Tax Season 2026: What Changed and How It Affects You

The tax changes, which took effect Jan. 1, include expanded deductions and credits that will put money back in taxpayers' pockets when they file returns due by April 15.
Published: 1/29/2026, 3:26:59 AM EST
Tax Season 2026: What Changed and How It Affects You
A copy of an IRS 1040 tax form is seen at an H&R Block office in Miami, Fla., on Dec. 22, 2017. (Joe Raedle/Getty Images)

The 2026 federal income tax filing season kicks off this week with changes that could reshape how many Americans file their returns.

Tens of millions of Americans are expected to receive larger refunds than they did last year, thanks to retroactive provisions in President Donald Trump's One Big Beautiful Bill Act, passed in July 2025.

The tax changes, which took effect Jan. 1, include expanded deductions and credits that will put money back in taxpayers' pockets when they file returns due by April 15.

According to the Bipartisan Policy Center, the tax code changes are projected to deliver approximately $91 billion in retroactive tax relief for 2026, with roughly $60 billion distributed through refunds and $30 billion reducing what taxpayers owe outright.

New Deductions Expand Tax Relief

The standard deduction has increased for most filers. Single taxpayers will see the standard deduction rise to $15,750, while heads of households can claim $23,625, and married couples filing jointly can deduct $31,500.
But the changes extend beyond these basic deduction increases. Americans aged 65 and older can now claim a new $6,000 senior deduction, with the Tax Policy Center estimating that 24 million taxpayers will benefit, receiving an average tax cut of around $1,000.

Workers earning overtime pay can deduct up to $12,500 in overtime compensation annually. The Tax Policy Center projects 17 million taxpayers will claim this deduction with average tax cuts of approximately $1,400. Tipped workers, meanwhile, can deduct up to $25,000 in tips earned, though the Tax Policy Center estimates only 5 million taxpayers will claim this benefit, despite the Treasury Department projecting 10 million claims.

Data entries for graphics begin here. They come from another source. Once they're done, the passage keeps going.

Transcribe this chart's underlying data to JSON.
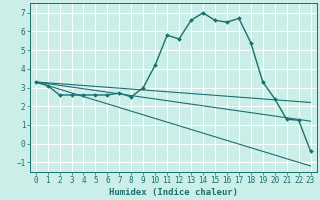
{
  "xlabel": "Humidex (Indice chaleur)",
  "background_color": "#cceee8",
  "grid_color": "#ffffff",
  "line_color": "#1a7070",
  "xlim": [
    -0.5,
    23.5
  ],
  "ylim": [
    -1.5,
    7.5
  ],
  "yticks": [
    -1,
    0,
    1,
    2,
    3,
    4,
    5,
    6,
    7
  ],
  "xticks": [
    0,
    1,
    2,
    3,
    4,
    5,
    6,
    7,
    8,
    9,
    10,
    11,
    12,
    13,
    14,
    15,
    16,
    17,
    18,
    19,
    20,
    21,
    22,
    23
  ],
  "series": [
    {
      "x": [
        0,
        1,
        2,
        3,
        4,
        5,
        6,
        7,
        8,
        9,
        10,
        11,
        12,
        13,
        14,
        15,
        16,
        17,
        18,
        19,
        20,
        21,
        22,
        23
      ],
      "y": [
        3.3,
        3.1,
        2.6,
        2.6,
        2.6,
        2.6,
        2.6,
        2.7,
        2.5,
        3.0,
        4.2,
        5.8,
        5.6,
        6.6,
        7.0,
        6.6,
        6.5,
        6.7,
        5.4,
        3.3,
        2.4,
        1.3,
        1.25,
        -0.4
      ],
      "marker": "D",
      "markersize": 2.0,
      "linewidth": 1.0,
      "has_marker": true
    },
    {
      "x": [
        0,
        23
      ],
      "y": [
        3.3,
        -1.2
      ],
      "linewidth": 0.8,
      "has_marker": false
    },
    {
      "x": [
        0,
        23
      ],
      "y": [
        3.3,
        2.2
      ],
      "linewidth": 0.8,
      "has_marker": false
    },
    {
      "x": [
        0,
        23
      ],
      "y": [
        3.3,
        1.2
      ],
      "linewidth": 0.8,
      "has_marker": false
    }
  ]
}
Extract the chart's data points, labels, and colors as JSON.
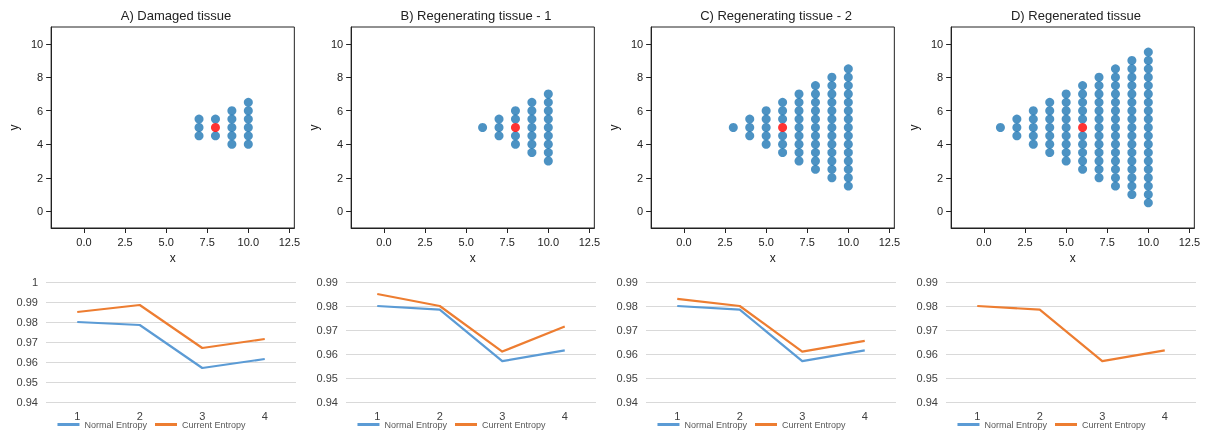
{
  "chart_data": [
    {
      "type": "scatter",
      "title": "A) Damaged tissue",
      "xlabel": "x",
      "ylabel": "y",
      "marker": "circle",
      "xlim": [
        -2,
        12.8
      ],
      "ylim": [
        -1,
        11
      ],
      "xticks": [
        {
          "value": 0,
          "label": "0.0"
        },
        2.5,
        {
          "value": 5,
          "label": "5.0"
        },
        7.5,
        {
          "value": 10,
          "label": "10.0"
        },
        12.5
      ],
      "yticks": [
        0,
        2,
        4,
        6,
        8,
        10
      ],
      "series": [
        {
          "color": "#1f77b4",
          "x": [
            7,
            7,
            7,
            8,
            8,
            9,
            9,
            9,
            9,
            9,
            10,
            10,
            10,
            10,
            10,
            10
          ],
          "values": [
            4.5,
            5,
            5.5,
            4.5,
            5.5,
            4,
            4.5,
            5,
            5.5,
            6,
            4,
            4.5,
            5,
            5.5,
            6,
            6.5
          ]
        },
        {
          "color": "#ff0000",
          "x": [
            8
          ],
          "values": [
            5
          ]
        }
      ]
    },
    {
      "type": "scatter",
      "title": "B) Regenerating tissue - 1",
      "xlabel": "x",
      "ylabel": "y",
      "marker": "circle",
      "xlim": [
        -2,
        12.8
      ],
      "ylim": [
        -1,
        11
      ],
      "xticks": [
        {
          "value": 0,
          "label": "0.0"
        },
        2.5,
        {
          "value": 5,
          "label": "5.0"
        },
        7.5,
        {
          "value": 10,
          "label": "10.0"
        },
        12.5
      ],
      "yticks": [
        0,
        2,
        4,
        6,
        8,
        10
      ],
      "series": [
        {
          "color": "#1f77b4",
          "x": [
            6,
            7,
            7,
            7,
            8,
            8,
            8,
            8,
            9,
            9,
            9,
            9,
            9,
            9,
            9,
            10,
            10,
            10,
            10,
            10,
            10,
            10,
            10,
            10
          ],
          "values": [
            5,
            4.5,
            5,
            5.5,
            4,
            4.5,
            5.5,
            6,
            3.5,
            4,
            4.5,
            5,
            5.5,
            6,
            6.5,
            3,
            3.5,
            4,
            4.5,
            5,
            5.5,
            6,
            6.5,
            7
          ]
        },
        {
          "color": "#ff0000",
          "x": [
            8
          ],
          "values": [
            5
          ]
        }
      ]
    },
    {
      "type": "scatter",
      "title": "C) Regenerating tissue - 2",
      "xlabel": "x",
      "ylabel": "y",
      "marker": "circle",
      "xlim": [
        -2,
        12.8
      ],
      "ylim": [
        -1,
        11
      ],
      "xticks": [
        {
          "value": 0,
          "label": "0.0"
        },
        2.5,
        {
          "value": 5,
          "label": "5.0"
        },
        7.5,
        {
          "value": 10,
          "label": "10.0"
        },
        12.5
      ],
      "yticks": [
        0,
        2,
        4,
        6,
        8,
        10
      ],
      "series": [
        {
          "color": "#1f77b4",
          "x": [
            3,
            4,
            4,
            4,
            5,
            5,
            5,
            5,
            5,
            6,
            6,
            6,
            6,
            6,
            6,
            7,
            7,
            7,
            7,
            7,
            7,
            7,
            7,
            7,
            8,
            8,
            8,
            8,
            8,
            8,
            8,
            8,
            8,
            8,
            8,
            9,
            9,
            9,
            9,
            9,
            9,
            9,
            9,
            9,
            9,
            9,
            9,
            9,
            10,
            10,
            10,
            10,
            10,
            10,
            10,
            10,
            10,
            10,
            10,
            10,
            10,
            10,
            10
          ],
          "values": [
            5,
            4.5,
            5,
            5.5,
            4,
            4.5,
            5,
            5.5,
            6,
            3.5,
            4,
            4.5,
            5.5,
            6,
            6.5,
            3,
            3.5,
            4,
            4.5,
            5,
            5.5,
            6,
            6.5,
            7,
            2.5,
            3,
            3.5,
            4,
            4.5,
            5,
            5.5,
            6,
            6.5,
            7,
            7.5,
            2,
            2.5,
            3,
            3.5,
            4,
            4.5,
            5,
            5.5,
            6,
            6.5,
            7,
            7.5,
            8,
            1.5,
            2,
            2.5,
            3,
            3.5,
            4,
            4.5,
            5,
            5.5,
            6,
            6.5,
            7,
            7.5,
            8,
            8.5
          ]
        },
        {
          "color": "#ff0000",
          "x": [
            6
          ],
          "values": [
            5
          ]
        }
      ]
    },
    {
      "type": "scatter",
      "title": "D) Regenerated tissue",
      "xlabel": "x",
      "ylabel": "y",
      "marker": "circle",
      "xlim": [
        -2,
        12.8
      ],
      "ylim": [
        -1,
        11
      ],
      "xticks": [
        {
          "value": 0,
          "label": "0.0"
        },
        2.5,
        {
          "value": 5,
          "label": "5.0"
        },
        7.5,
        {
          "value": 10,
          "label": "10.0"
        },
        12.5
      ],
      "yticks": [
        0,
        2,
        4,
        6,
        8,
        10
      ],
      "series": [
        {
          "color": "#1f77b4",
          "x": [
            1,
            2,
            2,
            2,
            3,
            3,
            3,
            3,
            3,
            4,
            4,
            4,
            4,
            4,
            4,
            4,
            5,
            5,
            5,
            5,
            5,
            5,
            5,
            5,
            5,
            6,
            6,
            6,
            6,
            6,
            6,
            6,
            6,
            6,
            6,
            7,
            7,
            7,
            7,
            7,
            7,
            7,
            7,
            7,
            7,
            7,
            7,
            7,
            8,
            8,
            8,
            8,
            8,
            8,
            8,
            8,
            8,
            8,
            8,
            8,
            8,
            8,
            8,
            9,
            9,
            9,
            9,
            9,
            9,
            9,
            9,
            9,
            9,
            9,
            9,
            9,
            9,
            9,
            9,
            9,
            10,
            10,
            10,
            10,
            10,
            10,
            10,
            10,
            10,
            10,
            10,
            10,
            10,
            10,
            10,
            10,
            10,
            10,
            10
          ],
          "values": [
            5,
            4.5,
            5,
            5.5,
            4,
            4.5,
            5,
            5.5,
            6,
            3.5,
            4,
            4.5,
            5,
            5.5,
            6,
            6.5,
            3,
            3.5,
            4,
            4.5,
            5,
            5.5,
            6,
            6.5,
            7,
            2.5,
            3,
            3.5,
            4,
            4.5,
            5.5,
            6,
            6.5,
            7,
            7.5,
            2,
            2.5,
            3,
            3.5,
            4,
            4.5,
            5,
            5.5,
            6,
            6.5,
            7,
            7.5,
            8,
            1.5,
            2,
            2.5,
            3,
            3.5,
            4,
            4.5,
            5,
            5.5,
            6,
            6.5,
            7,
            7.5,
            8,
            8.5,
            1,
            1.5,
            2,
            2.5,
            3,
            3.5,
            4,
            4.5,
            5,
            5.5,
            6,
            6.5,
            7,
            7.5,
            8,
            8.5,
            9,
            0.5,
            1,
            1.5,
            2,
            2.5,
            3,
            3.5,
            4,
            4.5,
            5,
            5.5,
            6,
            6.5,
            7,
            7.5,
            8,
            8.5,
            9,
            9.5
          ]
        },
        {
          "color": "#ff0000",
          "x": [
            6
          ],
          "values": [
            5
          ]
        }
      ]
    },
    {
      "type": "line",
      "categories": [
        "1",
        "2",
        "3",
        "4"
      ],
      "ylim": [
        0.94,
        1
      ],
      "yticks": [
        0.94,
        0.95,
        0.96,
        0.97,
        0.98,
        0.99,
        1
      ],
      "grid": "y",
      "legend": "bottom",
      "series": [
        {
          "name": "Normal Entropy",
          "color": "#5b9bd5",
          "values": [
            0.98,
            0.9785,
            0.957,
            0.9615
          ]
        },
        {
          "name": "Current Entropy",
          "color": "#ed7d31",
          "values": [
            0.985,
            0.9885,
            0.967,
            0.9715
          ]
        }
      ]
    },
    {
      "type": "line",
      "categories": [
        "1",
        "2",
        "3",
        "4"
      ],
      "ylim": [
        0.94,
        0.99
      ],
      "yticks": [
        0.94,
        0.95,
        0.96,
        0.97,
        0.98,
        0.99
      ],
      "grid": "y",
      "legend": "bottom",
      "series": [
        {
          "name": "Normal Entropy",
          "color": "#5b9bd5",
          "values": [
            0.98,
            0.9785,
            0.957,
            0.9615
          ]
        },
        {
          "name": "Current Entropy",
          "color": "#ed7d31",
          "values": [
            0.985,
            0.98,
            0.961,
            0.9715
          ]
        }
      ]
    },
    {
      "type": "line",
      "categories": [
        "1",
        "2",
        "3",
        "4"
      ],
      "ylim": [
        0.94,
        0.99
      ],
      "yticks": [
        0.94,
        0.95,
        0.96,
        0.97,
        0.98,
        0.99
      ],
      "grid": "y",
      "legend": "bottom",
      "series": [
        {
          "name": "Normal Entropy",
          "color": "#5b9bd5",
          "values": [
            0.98,
            0.9785,
            0.957,
            0.9615
          ]
        },
        {
          "name": "Current Entropy",
          "color": "#ed7d31",
          "values": [
            0.983,
            0.98,
            0.961,
            0.9655
          ]
        }
      ]
    },
    {
      "type": "line",
      "categories": [
        "1",
        "2",
        "3",
        "4"
      ],
      "ylim": [
        0.94,
        0.99
      ],
      "yticks": [
        0.94,
        0.95,
        0.96,
        0.97,
        0.98,
        0.99
      ],
      "grid": "y",
      "legend": "bottom",
      "series": [
        {
          "name": "Normal Entropy",
          "color": "#5b9bd5",
          "values": [
            null,
            null,
            null,
            null
          ]
        },
        {
          "name": "Current Entropy",
          "color": "#ed7d31",
          "values": [
            0.98,
            0.9785,
            0.957,
            0.9615
          ]
        }
      ]
    }
  ]
}
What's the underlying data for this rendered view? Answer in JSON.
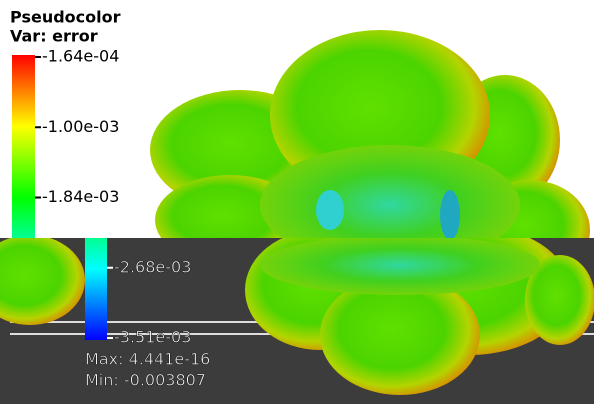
{
  "legend": {
    "title": "Pseudocolor",
    "variable": "Var: error",
    "ticks": [
      "-1.64e-04",
      "-1.00e-03",
      "-1.84e-03",
      "-2.68e-03",
      "-3.51e-03"
    ],
    "max": "Max: 4.441e-16",
    "min": "Min: -0.003807"
  }
}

Vehicle purchases also receive new tax treatment. Taxpayers can deduct up to $10,000 in interest paid on auto loans for vehicles assembled in the United States.

The child tax credit increased to $2,200 per child under 17, up from $2,000, and will benefit an estimated 46 million tax units.

For high-income earners in states with steep taxes, the state and local tax deduction cap increased to $40,000 through 2029, up from the previous $10,000 limit that had been in place since 2018. The Bipartisan Policy Center reports that 15 million tax returns claimed SALT deductions in the 2023 filing season.

Refunds Expected to Surge

The nonpartisan Tax Foundation estimates the average refund will reach $3,800, a nearly 25 percent increase from the previous year's average of approximately $2,939.
However, early filing season data can be misleading. Refunds typically start smaller when the season opens in late January but spike dramatically in mid-February once the Internal Revenue Service (IRS) is legally permitted to issue earned income tax credit and refundable child tax credit refunds, according to the Bipartisan Policy Center.

Compliance Questions Remain

Several implementation questions persist as the season begins. The Bipartisan Policy Center notes that employers have not necessarily updated their reporting systems to provide workers the information needed to confidently claim new deductions for tips and overtime. The IRS has provided some guidance and transitional relief, but a lot of uncertainty remains about whether taxpayers will have the data they need to accurately report these new deductions.

IRS Faces New Challenges

Despite the wave of new benefits, the IRS faces challenges in administering the changes. The agency has experienced reductions in resources and personnel over the past year.

The IRS lost 25 percent of its workforce between January and May 2025, largely due to a federal government deferred resignation program that allowed employees to resign while receiving continued pay through September 2025.

Funding constraints compound staffing challenges. Congress originally appropriated $79 billion to the IRS under the Inflation Reduction Act in 2022, but subsequently rescinded $42 billion—more than half the original amount. The agency spent another $16 billion, leaving approximately $10 billion remaining, according to the policy center. A January 2026 bipartisan budget agreement would cut IRS funding by an additional 9 percent relative to 2025 levels.

Seven people served as IRS commissioner during 2025—a record for the agency's 164-year history. Since August 2025, Treasury Secretary Scott Bessent has served as acting IRS commissioner, with Social Security Commissioner Frank Bisignano holding a newly created position as IRS CEO.